In the end, Dr. Rafael Matos ’13 discovered that high-tech solutions were not the answer. What’s more, he didn’t discover the answer through the mathematical analysis he traditionally employs—he learned it by asking the Marines themselves. “After talking to them to understand their motivations, I found they’d rather exit the tank to read the manual and go back in to complete the repair,” he says. “The technology wouldn’t expedite their work.”

This experience underlined the value of understanding human behavior for Matos, which is why he enrolled at Walden to earn his Ph.D. in Psychology. with a specialization in Organizational Psychology in 2009. Although he already held a master’s in operations research, Matos, a retired Navy lieutenant commander who is now a senior operations research analyst for WBB in Reston, Virginia, knew he needed to pivot the focus of his team’s work: How and why do we make decisions? How do we meld statistical findings with human behavior?

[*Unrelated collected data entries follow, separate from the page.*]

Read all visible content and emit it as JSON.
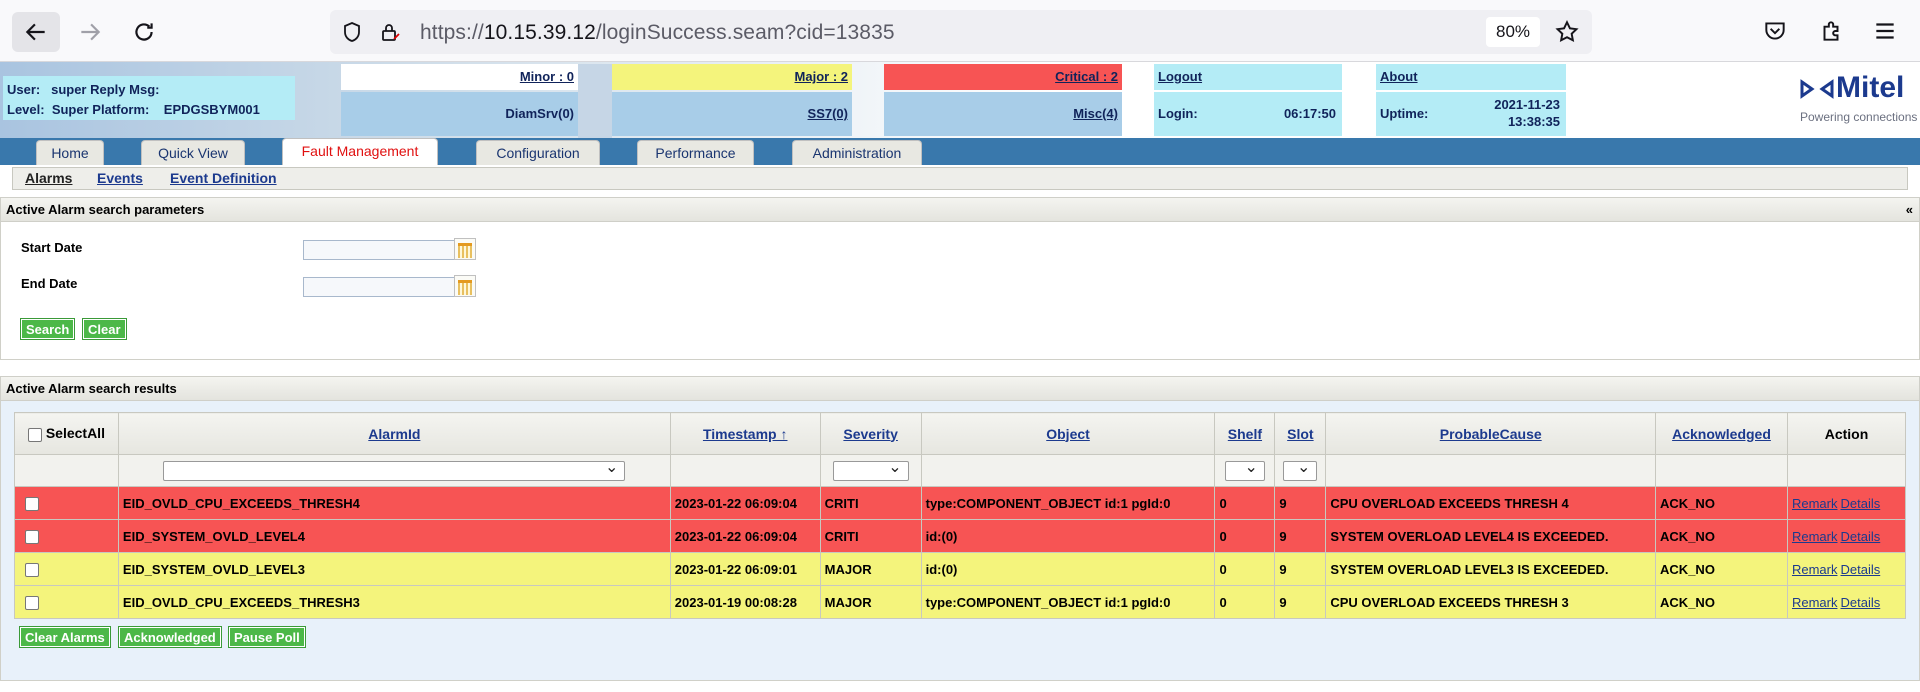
{
  "browser": {
    "url_prefix": "https://",
    "url_host": "10.15.39.12",
    "url_path": "/loginSuccess.seam?cid=13835",
    "zoom": "80%"
  },
  "header": {
    "user_label": "User:",
    "user_value": "super",
    "reply_label": "Reply Msg:",
    "level_label": "Level:",
    "level_value": "Super",
    "platform_label": "Platform:",
    "platform_value": "EPDGSBYM001",
    "minor": "Minor : 0",
    "major": "Major : 2",
    "critical": "Critical : 2",
    "logout": "Logout",
    "about": "About",
    "diamsrv": "DiamSrv(0)",
    "ss7": "SS7(0)",
    "misc": "Misc(4)",
    "login_label": "Login:",
    "login_value": "06:17:50",
    "uptime_label": "Uptime:",
    "uptime_date": "2021-11-23",
    "uptime_time": "13:38:35",
    "brand": "Mitel",
    "tagline": "Powering connections",
    "colors": {
      "minor": "#ffffff",
      "major": "#f4f47c",
      "critical": "#f75454",
      "info": "#b4ecf6"
    }
  },
  "tabs": [
    "Home",
    "Quick View",
    "Fault Management",
    "Configuration",
    "Performance",
    "Administration"
  ],
  "submenu": [
    "Alarms",
    "Events",
    "Event Definition"
  ],
  "search": {
    "title": "Active Alarm search parameters",
    "collapse": "«",
    "start_label": "Start Date",
    "end_label": "End Date",
    "search_btn": "Search",
    "clear_btn": "Clear"
  },
  "results": {
    "title": "Active Alarm search results",
    "columns": [
      "SelectAll",
      "AlarmId",
      "Timestamp ↑",
      "Severity",
      "Object",
      "Shelf",
      "Slot",
      "ProbableCause",
      "Acknowledged",
      "Action"
    ],
    "rows": [
      {
        "alarm": "EID_OVLD_CPU_EXCEEDS_THRESH4",
        "ts": "2023-01-22 06:09:04",
        "sev": "CRITI",
        "obj": "type:COMPONENT_OBJECT id:1 pgId:0",
        "shelf": "0",
        "slot": "9",
        "cause": "CPU OVERLOAD EXCEEDS THRESH 4",
        "ack": "ACK_NO",
        "remark": "Remark",
        "details": "Details"
      },
      {
        "alarm": "EID_SYSTEM_OVLD_LEVEL4",
        "ts": "2023-01-22 06:09:04",
        "sev": "CRITI",
        "obj": "id:(0)",
        "shelf": "0",
        "slot": "9",
        "cause": "SYSTEM OVERLOAD LEVEL4 IS EXCEEDED.",
        "ack": "ACK_NO",
        "remark": "Remark",
        "details": "Details"
      },
      {
        "alarm": "EID_SYSTEM_OVLD_LEVEL3",
        "ts": "2023-01-22 06:09:01",
        "sev": "MAJOR",
        "obj": "id:(0)",
        "shelf": "0",
        "slot": "9",
        "cause": "SYSTEM OVERLOAD LEVEL3 IS EXCEEDED.",
        "ack": "ACK_NO",
        "remark": "Remark",
        "details": "Details"
      },
      {
        "alarm": "EID_OVLD_CPU_EXCEEDS_THRESH3",
        "ts": "2023-01-19 00:08:28",
        "sev": "MAJOR",
        "obj": "type:COMPONENT_OBJECT id:1 pgId:0",
        "shelf": "0",
        "slot": "9",
        "cause": "CPU OVERLOAD EXCEEDS THRESH 3",
        "ack": "ACK_NO",
        "remark": "Remark",
        "details": "Details"
      }
    ],
    "buttons": [
      "Clear Alarms",
      "Acknowledged",
      "Pause Poll"
    ]
  }
}
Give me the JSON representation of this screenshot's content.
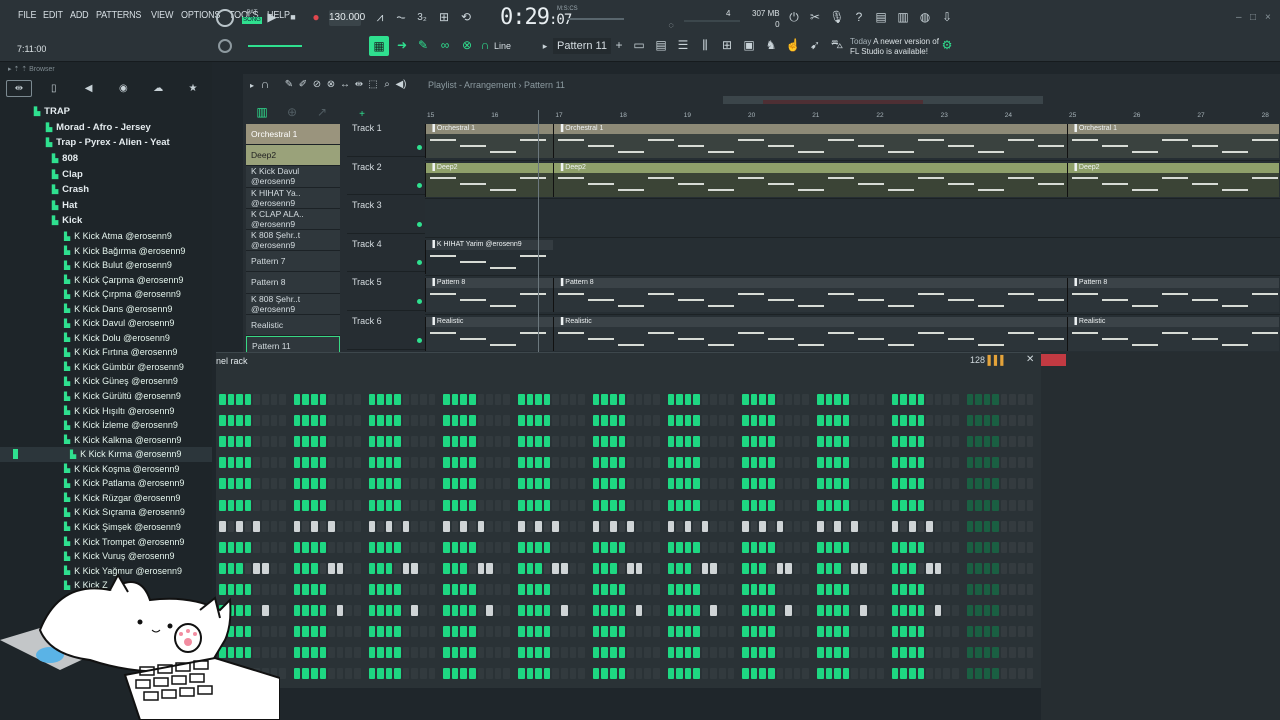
{
  "menu": [
    "FILE",
    "EDIT",
    "ADD",
    "PATTERNS",
    "VIEW",
    "OPTIONS",
    "TOOLS",
    "HELP"
  ],
  "transport": {
    "mode_label": "SONG",
    "pat_label": "PAT",
    "tempo": "130.000",
    "time_main": "0:29",
    "time_sub": "07",
    "time_unit": "M:S:CS",
    "cpu": "4",
    "cpu_sub": "",
    "mem": "307 MB",
    "mem_sub": "0",
    "clock": "7:11:00"
  },
  "toolbar2": {
    "snap_mode": "Line",
    "pattern_selector": "Pattern 11",
    "news_date": "Today",
    "news_text_1": "A newer version of",
    "news_text_2": "FL Studio is available!"
  },
  "browser": {
    "title": "Browser",
    "tree": [
      {
        "label": "TRAP",
        "type": "folder",
        "indent": 1
      },
      {
        "label": "Morad - Afro - Jersey",
        "type": "folder",
        "indent": 2
      },
      {
        "label": "Trap - Pyrex - Alien - Yeat",
        "type": "folder",
        "indent": 2
      },
      {
        "label": "808",
        "type": "folder",
        "indent": 3
      },
      {
        "label": "Clap",
        "type": "folder",
        "indent": 3
      },
      {
        "label": "Crash",
        "type": "folder",
        "indent": 3
      },
      {
        "label": "Hat",
        "type": "folder",
        "indent": 3
      },
      {
        "label": "Kick",
        "type": "folder",
        "indent": 3
      },
      {
        "label": "K Kick Atma @erosenn9",
        "type": "file"
      },
      {
        "label": "K Kick Bağırma @erosenn9",
        "type": "file"
      },
      {
        "label": "K Kick Bulut @erosenn9",
        "type": "file"
      },
      {
        "label": "K Kick Çarpma @erosenn9",
        "type": "file"
      },
      {
        "label": "K Kick Çırpma @erosenn9",
        "type": "file"
      },
      {
        "label": "K Kick Dans @erosenn9",
        "type": "file"
      },
      {
        "label": "K Kick Davul @erosenn9",
        "type": "file"
      },
      {
        "label": "K Kick Dolu @erosenn9",
        "type": "file"
      },
      {
        "label": "K Kick Fırtına @erosenn9",
        "type": "file"
      },
      {
        "label": "K Kick Gümbür @erosenn9",
        "type": "file"
      },
      {
        "label": "K Kick Güneş @erosenn9",
        "type": "file"
      },
      {
        "label": "K Kick Gürültü @erosenn9",
        "type": "file"
      },
      {
        "label": "K Kick Hışıltı @erosenn9",
        "type": "file"
      },
      {
        "label": "K Kick İzleme @erosenn9",
        "type": "file"
      },
      {
        "label": "K Kick Kalkma @erosenn9",
        "type": "file"
      },
      {
        "label": "K Kick Kırma @erosenn9",
        "type": "file",
        "selected": true
      },
      {
        "label": "K Kick Koşma @erosenn9",
        "type": "file"
      },
      {
        "label": "K Kick Patlama @erosenn9",
        "type": "file"
      },
      {
        "label": "K Kick Rüzgar @erosenn9",
        "type": "file"
      },
      {
        "label": "K Kick Sıçrama @erosenn9",
        "type": "file"
      },
      {
        "label": "K Kick Şimşek @erosenn9",
        "type": "file"
      },
      {
        "label": "K Kick Trompet @erosenn9",
        "type": "file"
      },
      {
        "label": "K Kick Vuruş @erosenn9",
        "type": "file"
      },
      {
        "label": "K Kick Yağmur @erosenn9",
        "type": "file"
      },
      {
        "label": "K Kick Z",
        "type": "file"
      }
    ]
  },
  "playlist": {
    "title": "Playlist - Arrangement",
    "pattern_name": "Pattern 11",
    "patterns": [
      {
        "label": "Orchestral 1",
        "style": "tan"
      },
      {
        "label": "Deep2",
        "style": "green"
      },
      {
        "label": "K Kick Davul @erosenn9",
        "style": "dark"
      },
      {
        "label": "K HIHAT Ya.. @erosenn9",
        "style": "dark"
      },
      {
        "label": "K CLAP ALA.. @erosenn9",
        "style": "dark"
      },
      {
        "label": "K 808 Şehr..t @erosenn9",
        "style": "dark"
      },
      {
        "label": "Pattern 7",
        "style": "dark"
      },
      {
        "label": "Pattern 8",
        "style": "dark"
      },
      {
        "label": "K 808 Şehr..t @erosenn9",
        "style": "dark"
      },
      {
        "label": "Realistic",
        "style": "dark"
      },
      {
        "label": "Pattern 11",
        "style": "current"
      }
    ],
    "tracks": [
      "Track 1",
      "Track 2",
      "Track 3",
      "Track 4",
      "Track 5",
      "Track 6"
    ],
    "ruler": [
      "15",
      "16",
      "17",
      "18",
      "19",
      "20",
      "21",
      "22",
      "23",
      "24",
      "25",
      "26",
      "27",
      "28"
    ],
    "clips": [
      {
        "track": 0,
        "label": "Orchestral 1",
        "kind": "orch",
        "bars": [
          [
            15,
            17
          ],
          [
            17,
            25
          ],
          [
            25,
            28.3
          ]
        ]
      },
      {
        "track": 1,
        "label": "Deep2",
        "kind": "deep",
        "bars": [
          [
            15,
            17
          ],
          [
            17,
            25
          ],
          [
            25,
            28.3
          ]
        ]
      },
      {
        "track": 3,
        "label": "K HIHAT Yarim @erosenn9",
        "kind": "hihat",
        "bars": [
          [
            15,
            17
          ]
        ]
      },
      {
        "track": 4,
        "label": "Pattern 8",
        "kind": "pat8",
        "bars": [
          [
            15,
            17
          ],
          [
            17,
            25
          ],
          [
            25,
            28.3
          ]
        ]
      },
      {
        "track": 5,
        "label": "Realistic",
        "kind": "real",
        "bars": [
          [
            15,
            17
          ],
          [
            17,
            25
          ],
          [
            25,
            28.3
          ]
        ]
      }
    ]
  },
  "rack": {
    "title": "nel rack",
    "swing": "128",
    "rows": [
      "g",
      "g",
      "g",
      "g",
      "g",
      "g",
      "w",
      "g",
      "mix",
      "g",
      "w2",
      "g",
      "g",
      "g"
    ]
  }
}
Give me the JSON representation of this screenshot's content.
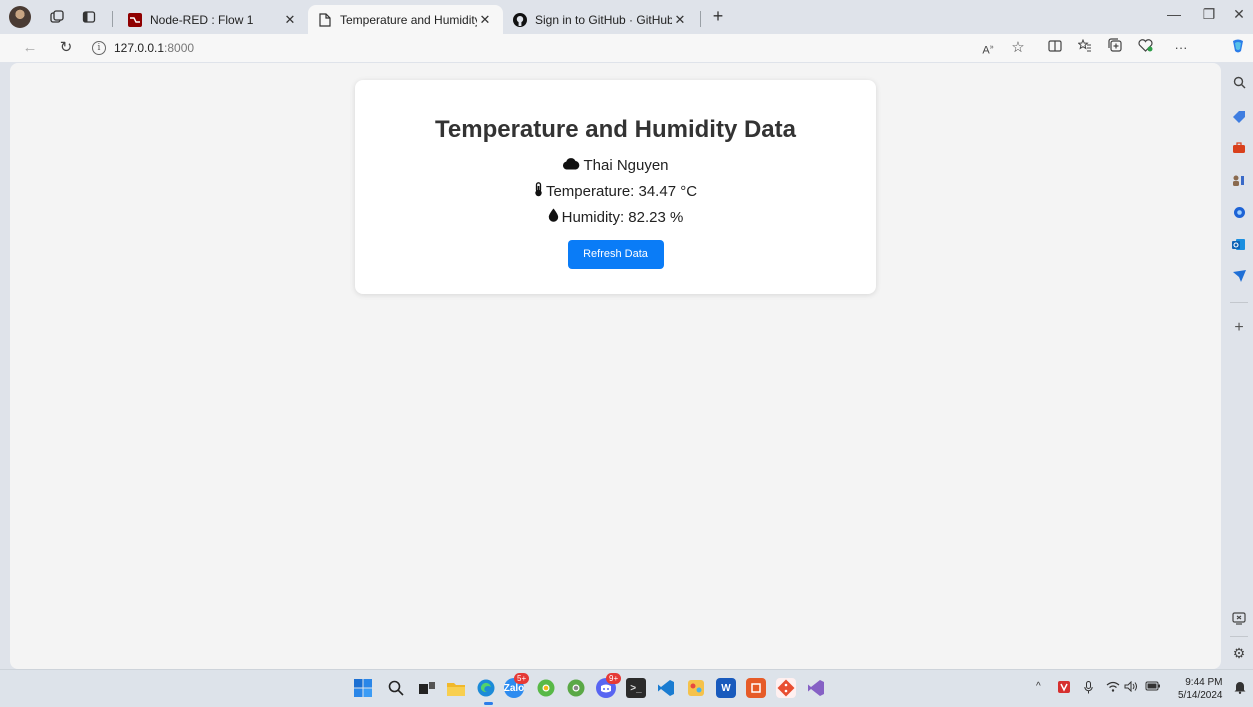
{
  "browser": {
    "tabs": [
      {
        "title": "Node-RED : Flow 1",
        "favicon": "node-red-icon",
        "active": false
      },
      {
        "title": "Temperature and Humidity Data",
        "favicon": "page-icon",
        "active": true
      },
      {
        "title": "Sign in to GitHub · GitHub",
        "favicon": "github-icon",
        "active": false
      }
    ],
    "url": {
      "host": "127.0.0.1",
      "port": ":8000"
    }
  },
  "page": {
    "title": "Temperature and Humidity Data",
    "location": "Thai Nguyen",
    "temperature": "Temperature: 34.47 °C",
    "humidity": "Humidity: 82.23 %",
    "refresh_label": "Refresh Data"
  },
  "taskbar": {
    "time": "9:44 PM",
    "date": "5/14/2024",
    "badges": {
      "zalo": "5+",
      "discord": "9+"
    }
  },
  "colors": {
    "accent": "#0a7cf7",
    "page_bg": "#f4f4f4",
    "card_bg": "#ffffff",
    "chrome_bg": "#dfe3ea"
  }
}
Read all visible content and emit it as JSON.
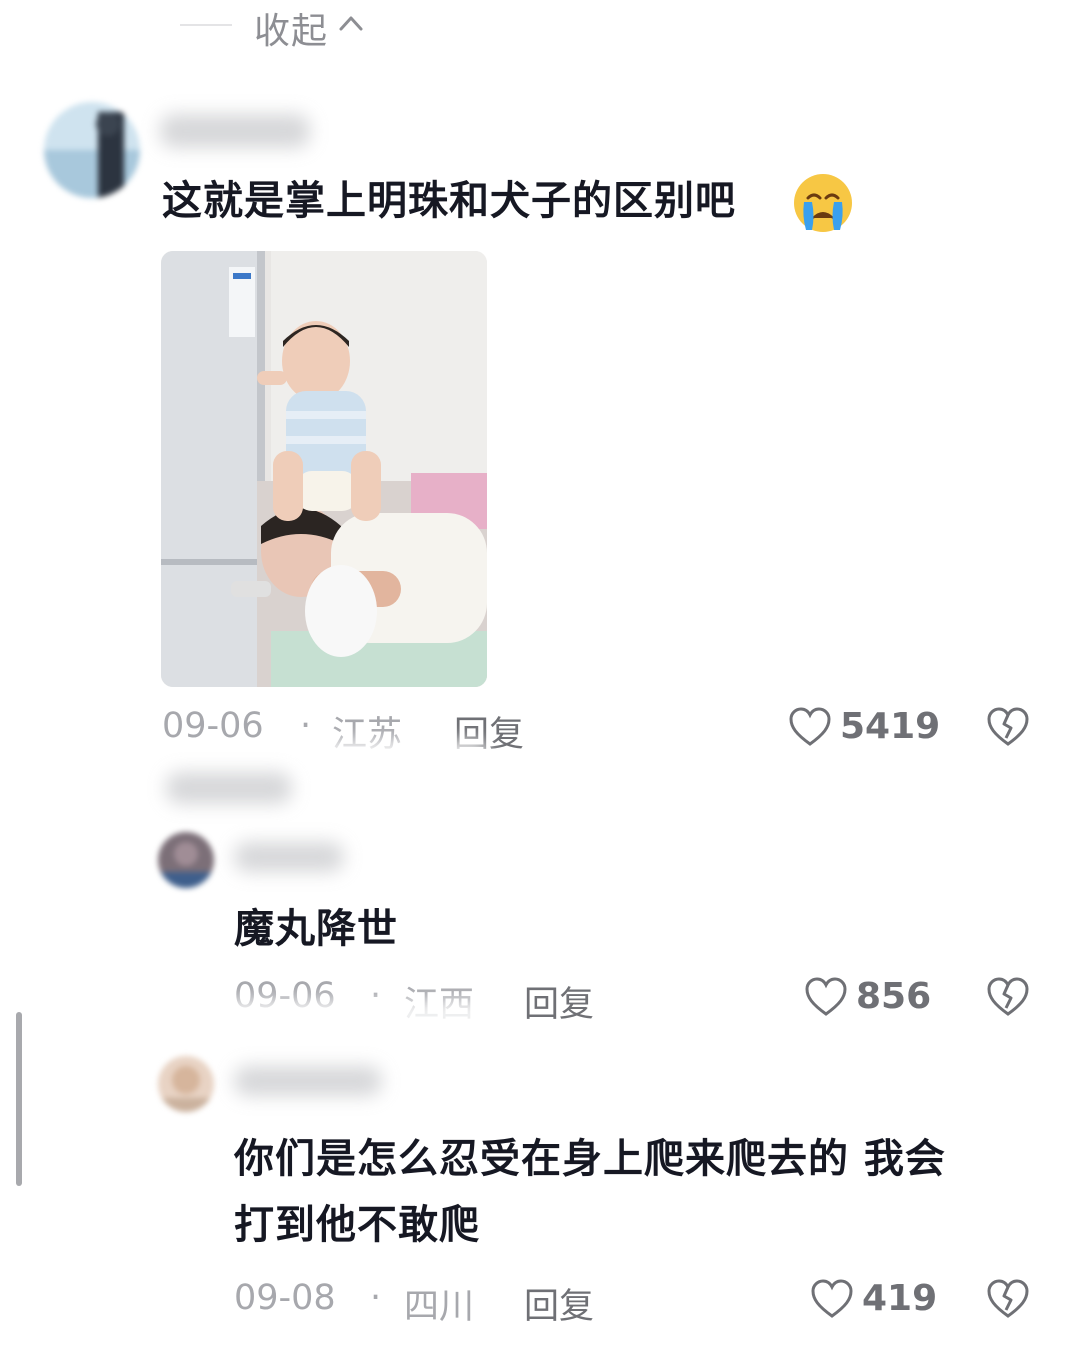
{
  "collapse": {
    "label": "收起"
  },
  "comments": [
    {
      "text": "这就是掌上明珠和犬子的区别吧",
      "emoji": "crying-face",
      "has_image": true,
      "date": "09-06",
      "location": "江苏",
      "reply_label": "回复",
      "likes": "5419"
    },
    {
      "text": "魔丸降世",
      "date": "09-06",
      "location": "江西",
      "reply_label": "回复",
      "likes": "856"
    },
    {
      "text_line1": "你们是怎么忍受在身上爬来爬去的 我会",
      "text_line2": "打到他不敢爬",
      "date": "09-08",
      "location": "四川",
      "reply_label": "回复",
      "likes": "419"
    }
  ],
  "separator": "·",
  "icons": {
    "like": "heart-outline-icon",
    "dislike": "broken-heart-icon",
    "collapse": "chevron-up-icon"
  },
  "colors": {
    "text": "#161823",
    "muted": "#a7a8ad",
    "emoji": "#f7c744",
    "tears": "#3aa0ee"
  }
}
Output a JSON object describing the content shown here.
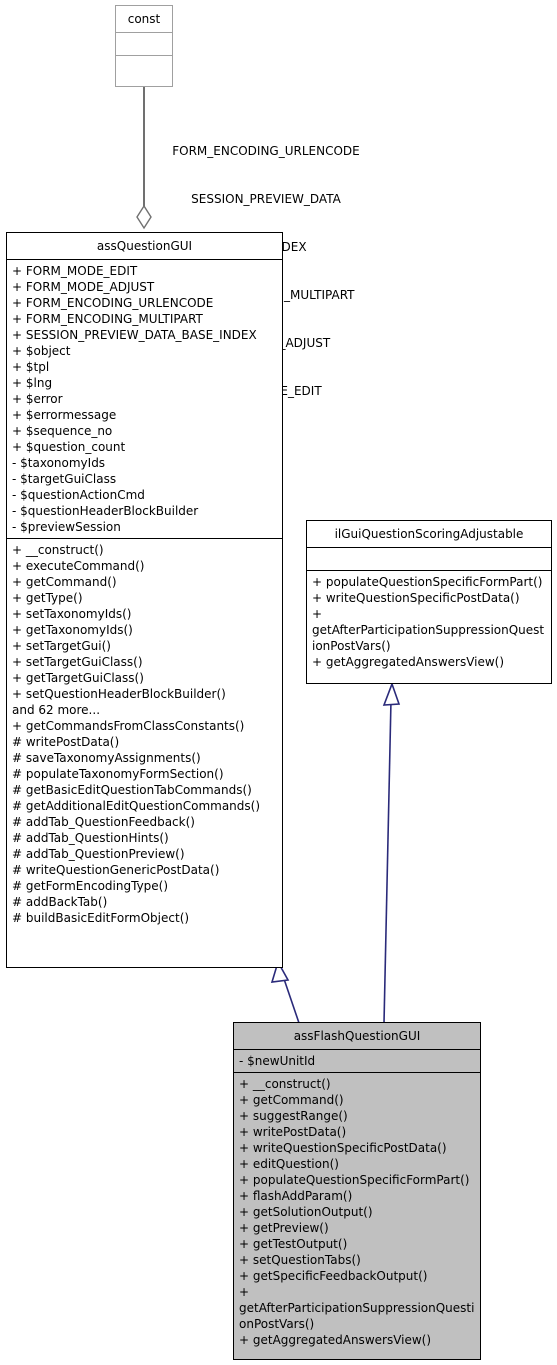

“Sometimes math produces results that don't align with an organization’s priorities,” says Matos. “Trend analysis and mathematical modeling wasn’t revealing what we wanted to know. I wanted to learn why people make decisions the way they do.”

For many of the projects he works on at WBB, he and his team balance the opinions of product designers, budget experts, and field operators. He still starts by examining the raw numbers, but now his next step is to analyze the players: learning about their backgrounds, discussing the project, and, finally, integrating their input into his team’s recommendation. Pivoting the way his team works has led to unexpected, but very positive, results, he says.

For example, when the Navy asked WBB to examine the layout of operations centers where staff respond to emergencies like hurricanes, wildfires, and snowstorms, they realized headquarters wanted highly customized designs while the budget office preferred a cookie-cutter solution. “My research allowed me to look at the organizations involved and the services emergency response personnel provide. They each think differently and have their own biases,” he says. Ultimately, the proposed solution was for semi-customized centers based on what the teams needed, not what they wanted.

How he revised his thinking, research, and execution is all based on what he learned at Walden, he says. “In class, we talked about group dynamics, discussed techniques to solicit unbiased input, and realized the importance of presenting information using appropriate language and demeanor,” Matos explains. “My Ph.D. helped me see the people behind the math and become a better facilitator.”